Shamrock and the Palm
by
One night when there was no breeze, and Coralio seemed closer than ever to the gratings of Avernus, five men were grouped about the door of the photograph establishment of Keogh and Clancy. Thus, in all the scorched and exotic places of the earth, Caucasians meet when the day’s work is done to preserve the fulness of their heritage by the aspersion of alien things.
Johnny Atwood lay stretched upon the grass in the undress uniform of a Carib, and prated feebly of cool water to be had in the cucumber- wood pumps of Dalesburg. Doctor Gregg, through the prestige of his whiskers and as a bribe against the relation of his imminent professional tales, was conceded the hammock that was swung between the door jamb and a calabash-tree. Keogh had moved out upon the grass a little table that held the instrument for burnishing completed photographs. He was the only busy one of the group. Industriously from between the cylinders of the burnisher rolled the finished depictments of Coralio’s citizens. Blanchard, the French mining engineer, in his cool linen viewed the smoke of his cigarette through his calm glasses, impervious to the heat. Clancy sat on the steps, smoking his short pipe. His mood was the gossip’s; the others were reduced, by the humidity, to the state of disability desirable in an audience.
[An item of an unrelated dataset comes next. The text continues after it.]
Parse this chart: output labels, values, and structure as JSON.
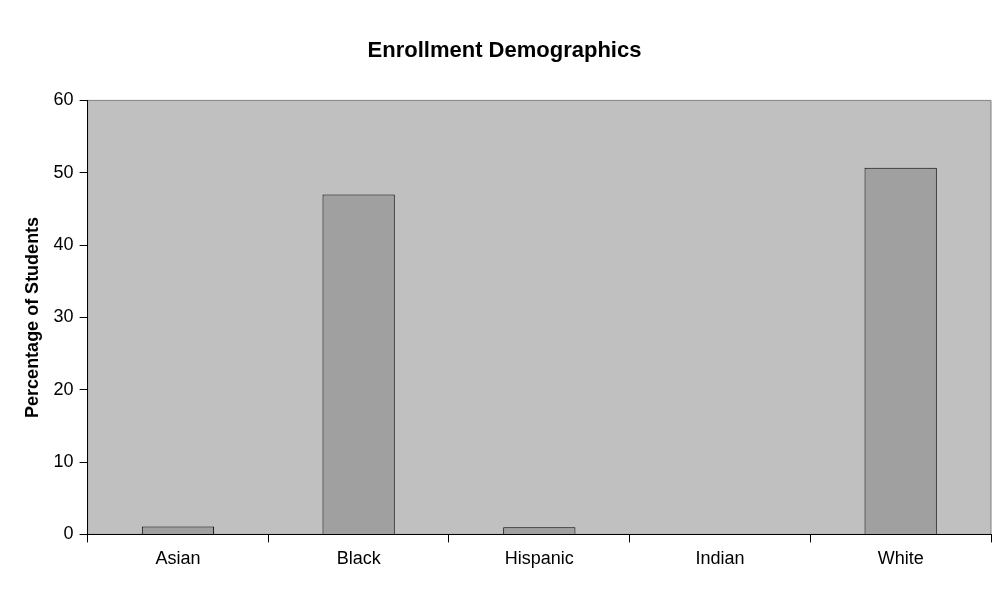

Clancy was an American with an Irish diathesis and cosmopolitan proclivities. Many businesses had claimed him, but not for long. The roadster’s blood was in his veins. The voice of the tintype was but one of the many callings that had wooed him upon so many roads. Sometimes he could be persuaded to oral construction of his voyages into the informal and egregious. Tonight there were symptoms of divulgement in him.
“‘Tis elegant weather for filibustering’,” he volunteered. “It reminds me of the time I struggled to liberate a nation from the poisonous breath of a tyrant’s clutch. ‘Twas hard work. ‘Tis straining to the back and makes corns on the hands.”
“I didn’t know you had ever lent your sword to an oppressed people,” murmured Atwood, from the grass.
“I did,” said Clancy; “and they turned it into a plowshare.”
“What country was so fortunate as to secure your aid?” airily inquired Blanchard.
“Where’s Kamchatka?” asked Clancy, with seeming irrelevance.
“Why, off Siberia somewhere in the Arctic regions,” somebody answered, doubtfully.
“I thought that was the cold one,” said Clancy, with a satisfied nod. “I’m always gettin’ the two names mixed. ‘Twas Guatemala, then–the hot one–I’ve been filibusterin’ with. Ye’ll find that country on the map. ‘Tis in the district known as the tropics. By the foresight of Providence, it lies on the coast so the geography men could run the names of the towns off into the water. They’re an inch long, small type, composed of Spanish dialects, and, ’tis my opinion, of the same system of syntax that blew up the ~Maine~. Yes, ’twas that country I sailed against, single-handed, and endeavored to liberate it from a tyrannical government with a single-barrelled pickaxe, unloaded at that. Ye don’t understand, of course. ‘Tis a statement demandin’ elucidation and apologies.
“‘Twas in New Orleans one morning about the first ofJune; I was standing down on the wharf, looking about at the ships in the river. There was a little steamer moored right opposite me that seemed about ready to sail. The funnels of it were throwing out smoke, and a gang of roustabouts were carrying aboard a pile of boxes that was stacked up on the wharf. The boxes were about two feet square, and something like four feet long, and they seemed to be pretty heavy.
“I walked over, careless, to the stack of boxes. I saw one of them had been broken in handlin’. ‘Twas curiosity made me pull up the loose top and look inside. The box was packed full of Winchester rifles. ‘So, so,’ says I to myself; ‘somebody’s gettin’ a twist on the neutrality laws. Somebody’s aidin’ with munitions of war. I wonder where the popguns are goin’?’